A general procedure integrating the finite element method with multibody system dynamics using symbolic computation is presented. It takes advantage of both the nodal formulation and the graph-theoretical approach, so it avoids the tedious modal analysis and can automatically reduce the number of system equations. The validity and expected performance are demonstrated mathematically and philosophically, which are tested by several general examples.

A flexible beam is created with a finite element formulation, which is derived according to the classical Bernoulli-Euler beam theory. A comprehensive procedure of deriving kinetic and kinematic equations for the flexible beam is provided, which starts from inspecting the diversity of shape functions to the generalization of inertia and elastic terms. The geometrical nonlinear formulation is revisited and specifically developed for the symbolic integration, and explicit expressions that are rare in existing publications for geometrical nonlinearity are derived for three-dimensional applications.

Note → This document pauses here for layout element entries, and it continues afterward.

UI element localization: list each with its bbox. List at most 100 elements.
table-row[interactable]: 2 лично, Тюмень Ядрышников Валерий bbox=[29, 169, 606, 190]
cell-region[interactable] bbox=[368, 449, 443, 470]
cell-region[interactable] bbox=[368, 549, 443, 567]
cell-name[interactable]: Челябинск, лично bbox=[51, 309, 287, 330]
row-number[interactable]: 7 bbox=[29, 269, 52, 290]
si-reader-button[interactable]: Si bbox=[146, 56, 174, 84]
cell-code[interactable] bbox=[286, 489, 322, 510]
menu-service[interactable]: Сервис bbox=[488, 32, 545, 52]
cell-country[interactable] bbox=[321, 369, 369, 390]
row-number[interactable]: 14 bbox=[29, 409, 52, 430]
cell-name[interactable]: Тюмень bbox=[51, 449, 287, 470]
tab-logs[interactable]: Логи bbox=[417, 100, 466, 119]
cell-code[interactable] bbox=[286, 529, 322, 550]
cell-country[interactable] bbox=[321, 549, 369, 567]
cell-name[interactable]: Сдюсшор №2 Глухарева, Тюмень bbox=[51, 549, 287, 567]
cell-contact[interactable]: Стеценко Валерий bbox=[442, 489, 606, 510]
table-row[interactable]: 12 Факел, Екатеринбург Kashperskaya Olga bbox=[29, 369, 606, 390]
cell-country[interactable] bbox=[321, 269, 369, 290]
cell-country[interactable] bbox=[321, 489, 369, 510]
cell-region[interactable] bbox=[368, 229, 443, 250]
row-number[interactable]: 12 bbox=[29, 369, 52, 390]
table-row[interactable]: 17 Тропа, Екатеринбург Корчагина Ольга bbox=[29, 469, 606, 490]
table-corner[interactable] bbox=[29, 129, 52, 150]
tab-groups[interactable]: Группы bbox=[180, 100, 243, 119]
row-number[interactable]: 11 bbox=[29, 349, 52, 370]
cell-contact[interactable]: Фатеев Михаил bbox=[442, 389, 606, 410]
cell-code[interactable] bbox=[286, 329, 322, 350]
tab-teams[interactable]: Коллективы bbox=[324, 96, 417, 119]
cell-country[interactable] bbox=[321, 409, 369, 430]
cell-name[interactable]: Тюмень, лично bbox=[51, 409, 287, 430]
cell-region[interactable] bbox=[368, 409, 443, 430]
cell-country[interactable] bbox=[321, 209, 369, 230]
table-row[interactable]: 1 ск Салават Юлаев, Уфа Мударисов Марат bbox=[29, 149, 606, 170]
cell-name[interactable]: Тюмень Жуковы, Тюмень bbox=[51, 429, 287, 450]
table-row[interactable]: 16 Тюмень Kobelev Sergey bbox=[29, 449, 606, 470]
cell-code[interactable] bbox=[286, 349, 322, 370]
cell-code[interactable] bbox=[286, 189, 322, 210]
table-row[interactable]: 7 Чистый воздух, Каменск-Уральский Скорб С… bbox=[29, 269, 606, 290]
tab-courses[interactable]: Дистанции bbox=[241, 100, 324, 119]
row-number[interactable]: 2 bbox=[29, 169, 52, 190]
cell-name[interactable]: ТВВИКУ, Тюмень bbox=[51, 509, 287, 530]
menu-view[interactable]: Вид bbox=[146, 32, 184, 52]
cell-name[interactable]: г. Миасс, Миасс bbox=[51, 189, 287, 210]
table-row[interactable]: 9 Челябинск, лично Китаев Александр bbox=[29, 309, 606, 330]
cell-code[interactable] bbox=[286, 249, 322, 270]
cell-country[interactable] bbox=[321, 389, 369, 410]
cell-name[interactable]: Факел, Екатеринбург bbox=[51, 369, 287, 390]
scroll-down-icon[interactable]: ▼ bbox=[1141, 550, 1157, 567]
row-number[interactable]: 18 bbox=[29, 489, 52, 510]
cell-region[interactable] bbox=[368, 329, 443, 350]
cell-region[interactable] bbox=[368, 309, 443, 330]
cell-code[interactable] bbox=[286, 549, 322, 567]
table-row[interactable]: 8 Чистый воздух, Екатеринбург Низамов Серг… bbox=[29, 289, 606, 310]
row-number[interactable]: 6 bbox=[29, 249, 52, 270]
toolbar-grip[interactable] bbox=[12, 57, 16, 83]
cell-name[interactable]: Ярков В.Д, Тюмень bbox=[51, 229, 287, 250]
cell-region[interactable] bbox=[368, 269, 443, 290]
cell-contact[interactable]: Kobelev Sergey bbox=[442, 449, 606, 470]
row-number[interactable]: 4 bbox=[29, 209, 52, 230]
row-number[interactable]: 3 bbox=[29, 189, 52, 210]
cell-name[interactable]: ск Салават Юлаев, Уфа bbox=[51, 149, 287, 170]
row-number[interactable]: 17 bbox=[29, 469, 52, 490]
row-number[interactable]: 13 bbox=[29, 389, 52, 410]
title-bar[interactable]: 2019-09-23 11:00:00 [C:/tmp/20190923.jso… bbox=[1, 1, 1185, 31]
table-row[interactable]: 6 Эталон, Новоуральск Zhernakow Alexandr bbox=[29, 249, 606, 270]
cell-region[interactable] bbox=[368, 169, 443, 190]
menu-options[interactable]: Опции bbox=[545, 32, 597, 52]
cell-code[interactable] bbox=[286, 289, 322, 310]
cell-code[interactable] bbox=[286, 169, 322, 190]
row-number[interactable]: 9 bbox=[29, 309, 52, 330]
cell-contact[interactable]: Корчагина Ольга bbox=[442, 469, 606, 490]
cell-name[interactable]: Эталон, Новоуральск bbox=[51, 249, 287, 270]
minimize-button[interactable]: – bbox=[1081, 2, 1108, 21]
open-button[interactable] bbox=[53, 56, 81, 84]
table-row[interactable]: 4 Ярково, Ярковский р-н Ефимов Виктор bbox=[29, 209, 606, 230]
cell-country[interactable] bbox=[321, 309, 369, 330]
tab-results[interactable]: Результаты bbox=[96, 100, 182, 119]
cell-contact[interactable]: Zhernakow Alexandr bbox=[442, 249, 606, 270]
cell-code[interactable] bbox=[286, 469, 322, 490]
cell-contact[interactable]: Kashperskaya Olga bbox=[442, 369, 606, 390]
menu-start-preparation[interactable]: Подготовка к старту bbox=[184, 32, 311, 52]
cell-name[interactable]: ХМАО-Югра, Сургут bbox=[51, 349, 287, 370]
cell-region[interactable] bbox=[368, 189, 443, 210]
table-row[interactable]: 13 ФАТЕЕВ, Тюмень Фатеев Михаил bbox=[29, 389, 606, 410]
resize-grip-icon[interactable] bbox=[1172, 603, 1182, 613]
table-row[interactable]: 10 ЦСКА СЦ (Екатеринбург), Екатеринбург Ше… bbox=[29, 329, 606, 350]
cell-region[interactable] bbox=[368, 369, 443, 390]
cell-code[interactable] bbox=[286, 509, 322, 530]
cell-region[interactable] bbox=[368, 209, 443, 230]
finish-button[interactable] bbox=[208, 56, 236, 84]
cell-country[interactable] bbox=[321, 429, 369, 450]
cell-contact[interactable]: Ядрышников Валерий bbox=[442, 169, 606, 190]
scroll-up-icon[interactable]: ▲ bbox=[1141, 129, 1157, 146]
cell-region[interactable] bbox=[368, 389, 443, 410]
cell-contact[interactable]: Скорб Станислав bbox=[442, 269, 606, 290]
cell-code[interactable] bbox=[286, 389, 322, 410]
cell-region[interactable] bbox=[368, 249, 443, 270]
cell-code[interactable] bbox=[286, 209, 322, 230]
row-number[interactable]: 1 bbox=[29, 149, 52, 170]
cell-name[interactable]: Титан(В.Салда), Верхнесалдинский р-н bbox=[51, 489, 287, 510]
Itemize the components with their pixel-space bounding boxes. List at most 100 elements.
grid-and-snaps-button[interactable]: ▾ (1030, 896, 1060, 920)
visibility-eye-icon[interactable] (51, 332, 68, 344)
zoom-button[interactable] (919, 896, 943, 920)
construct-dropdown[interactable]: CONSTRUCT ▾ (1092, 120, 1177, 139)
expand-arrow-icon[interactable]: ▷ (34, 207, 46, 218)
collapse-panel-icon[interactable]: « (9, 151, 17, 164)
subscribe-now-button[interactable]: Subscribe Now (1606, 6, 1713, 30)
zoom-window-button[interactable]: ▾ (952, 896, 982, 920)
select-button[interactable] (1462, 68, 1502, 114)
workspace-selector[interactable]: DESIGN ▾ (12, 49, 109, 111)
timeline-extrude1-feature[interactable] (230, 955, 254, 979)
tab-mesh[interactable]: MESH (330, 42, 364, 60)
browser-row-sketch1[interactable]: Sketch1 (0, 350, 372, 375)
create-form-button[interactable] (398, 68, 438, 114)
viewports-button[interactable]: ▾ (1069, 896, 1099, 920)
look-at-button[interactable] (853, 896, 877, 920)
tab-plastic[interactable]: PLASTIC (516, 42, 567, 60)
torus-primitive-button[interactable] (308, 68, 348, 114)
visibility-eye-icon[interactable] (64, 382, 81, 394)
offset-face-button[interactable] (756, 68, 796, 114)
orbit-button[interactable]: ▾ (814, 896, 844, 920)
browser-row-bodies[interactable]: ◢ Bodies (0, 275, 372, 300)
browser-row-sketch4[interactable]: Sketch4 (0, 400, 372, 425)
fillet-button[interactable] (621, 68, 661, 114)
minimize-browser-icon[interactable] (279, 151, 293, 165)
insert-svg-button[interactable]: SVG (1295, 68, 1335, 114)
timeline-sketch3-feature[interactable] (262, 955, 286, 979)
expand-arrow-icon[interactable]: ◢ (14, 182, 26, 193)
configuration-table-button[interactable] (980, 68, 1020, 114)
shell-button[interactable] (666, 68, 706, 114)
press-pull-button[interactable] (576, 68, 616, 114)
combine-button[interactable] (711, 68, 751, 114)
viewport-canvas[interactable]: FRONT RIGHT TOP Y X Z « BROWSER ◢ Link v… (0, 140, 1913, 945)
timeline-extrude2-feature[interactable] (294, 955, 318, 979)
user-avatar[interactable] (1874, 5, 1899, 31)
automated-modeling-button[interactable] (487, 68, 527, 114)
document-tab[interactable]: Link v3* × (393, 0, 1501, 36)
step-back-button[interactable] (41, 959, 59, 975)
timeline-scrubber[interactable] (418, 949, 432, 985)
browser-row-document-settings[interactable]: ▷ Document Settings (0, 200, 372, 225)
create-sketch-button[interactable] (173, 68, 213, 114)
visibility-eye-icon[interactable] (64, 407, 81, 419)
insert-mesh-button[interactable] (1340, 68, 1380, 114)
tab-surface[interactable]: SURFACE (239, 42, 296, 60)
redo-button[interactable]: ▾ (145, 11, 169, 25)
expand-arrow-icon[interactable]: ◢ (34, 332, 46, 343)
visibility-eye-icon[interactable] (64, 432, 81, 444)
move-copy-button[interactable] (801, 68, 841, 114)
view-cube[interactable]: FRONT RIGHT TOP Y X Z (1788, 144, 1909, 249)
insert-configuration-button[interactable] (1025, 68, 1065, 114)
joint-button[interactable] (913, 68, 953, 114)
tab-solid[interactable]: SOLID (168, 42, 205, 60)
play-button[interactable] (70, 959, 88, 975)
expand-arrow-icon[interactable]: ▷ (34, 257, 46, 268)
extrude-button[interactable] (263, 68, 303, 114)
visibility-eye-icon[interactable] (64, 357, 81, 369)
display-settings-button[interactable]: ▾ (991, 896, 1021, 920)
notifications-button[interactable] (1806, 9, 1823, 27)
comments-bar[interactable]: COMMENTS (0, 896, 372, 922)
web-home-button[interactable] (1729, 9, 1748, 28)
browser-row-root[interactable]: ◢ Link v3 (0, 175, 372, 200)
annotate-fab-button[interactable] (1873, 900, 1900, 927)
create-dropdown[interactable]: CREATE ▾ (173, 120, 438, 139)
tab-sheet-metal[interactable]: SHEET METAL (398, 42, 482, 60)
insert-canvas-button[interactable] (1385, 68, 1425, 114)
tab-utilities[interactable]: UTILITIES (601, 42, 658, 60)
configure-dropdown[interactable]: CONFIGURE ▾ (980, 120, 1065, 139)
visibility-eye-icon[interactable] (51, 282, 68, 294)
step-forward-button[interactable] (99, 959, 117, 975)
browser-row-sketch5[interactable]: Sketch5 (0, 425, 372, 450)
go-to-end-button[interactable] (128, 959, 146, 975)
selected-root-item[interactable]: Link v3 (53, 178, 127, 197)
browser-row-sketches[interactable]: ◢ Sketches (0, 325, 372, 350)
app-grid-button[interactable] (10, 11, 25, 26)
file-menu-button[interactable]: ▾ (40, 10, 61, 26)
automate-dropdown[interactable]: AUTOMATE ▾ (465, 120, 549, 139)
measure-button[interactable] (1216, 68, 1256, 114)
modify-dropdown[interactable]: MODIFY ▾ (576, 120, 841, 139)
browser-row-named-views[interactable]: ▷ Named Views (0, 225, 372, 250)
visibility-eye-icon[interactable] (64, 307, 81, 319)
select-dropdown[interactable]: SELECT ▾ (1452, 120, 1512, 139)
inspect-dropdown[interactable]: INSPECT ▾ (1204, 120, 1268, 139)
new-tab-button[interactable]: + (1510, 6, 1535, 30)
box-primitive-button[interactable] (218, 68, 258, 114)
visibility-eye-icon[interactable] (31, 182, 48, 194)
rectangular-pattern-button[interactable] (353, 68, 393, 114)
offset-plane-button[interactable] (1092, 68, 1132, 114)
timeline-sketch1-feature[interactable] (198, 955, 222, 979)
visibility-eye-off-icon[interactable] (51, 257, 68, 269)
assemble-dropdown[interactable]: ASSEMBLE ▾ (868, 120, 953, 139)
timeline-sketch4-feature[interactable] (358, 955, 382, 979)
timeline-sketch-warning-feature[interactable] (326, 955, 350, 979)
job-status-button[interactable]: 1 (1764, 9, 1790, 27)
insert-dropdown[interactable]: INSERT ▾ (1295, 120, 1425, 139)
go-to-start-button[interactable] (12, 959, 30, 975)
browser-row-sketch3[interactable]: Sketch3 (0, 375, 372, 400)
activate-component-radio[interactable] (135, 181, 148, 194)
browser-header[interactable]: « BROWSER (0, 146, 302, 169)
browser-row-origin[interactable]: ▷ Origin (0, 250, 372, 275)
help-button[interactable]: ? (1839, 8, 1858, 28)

A detailed process is described for the transformation of the equations of motion of the finite-element flexible beam to a form required by the graph-theoretical approach. The beam model is implemented in MapleSim (a multi-physics simulation environment based on symbolic computation and graph theory) and made compatible with other multibody components in its library. Example problems are shown to validate the functionality of the implemented model. The dynamic stiffening effect due to geometrical nonlinearity is explicitly explained with its significance especially in fast and large overall-motion problems. Comparison results also show that the nodal approach shows great potential using the symbolic computation, which runs 70% faster and is more convenient to manipulate than the modal approach. The general procedure of the finite element formulation for the flexible beam can be followed to derive proper formulations of plate and solid elements if using appropriate displacement field assumptions, and the transformation to graph-theoretical equations is also similar.